Und so warnte laut einem Bericht der libanesischen Onlinepublikation Naharnet vom 24. November 2011 der militärische Berater des iranischen Obersten Führers Ali Khamenei, Generalmajor Yahya Rahim Safavi, Israel vor einem Angriff auf die iranischen Atomanlagen. Gegenüber dem arabisch-sprachigen Satellitensender al-Alam sagte er, dass im Falle eines Angriffs durch Israel die Hisbollah im Libanon und die Hamas im Gazastreifen sich an den Kämpfen beteiligen würden. „Es besteht gar keine Notwendigkeit für den Iran, seine ballistischen Raketen auf Israel zu schießen, denn alle zionistischen Städte sind in Reichweite der Katjuschas der mit uns verbündeten Hisbollah.“[11]

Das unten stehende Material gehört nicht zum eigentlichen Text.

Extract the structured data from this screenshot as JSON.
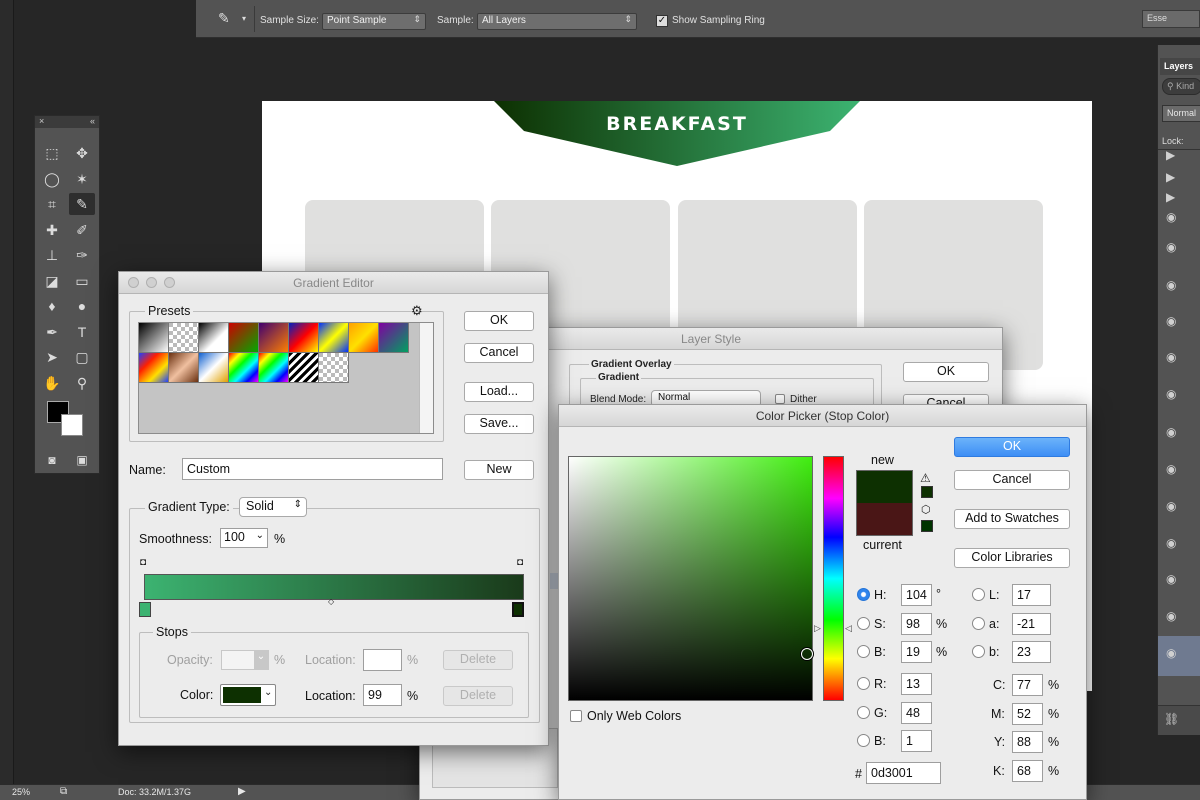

Nach dem Treffen mit Nasrallah besuchte Rahimi das Grab des von den libanesischen Schiiten verehrten Geistlichen Mohammed Hussein Fadlallah, wo er von dessen Sohn Ali Fadlallah empfangen wurde, der die Institutionen seines Vaters verwaltet. Rahimi erwies dem verstorbenen Schiitenführer, der sich für gleichbedeutend mit dem iranischen Führer Ali Khamenei hielt, seine Ehre.[12] In jüngster Zeit waren Khameneis Vertreter im Libanon in einen hitzigen Kampf um das religiös-rechtliche Erbe Fadlallahs verwickelt.[13] Es ist möglich, dass der iranische Vizepräsident mit seinem Besuch der Grabstätte eine Versöhnungsgeste gegenüber den libanesischen Anhängern Fadlallahs beabsichtigte.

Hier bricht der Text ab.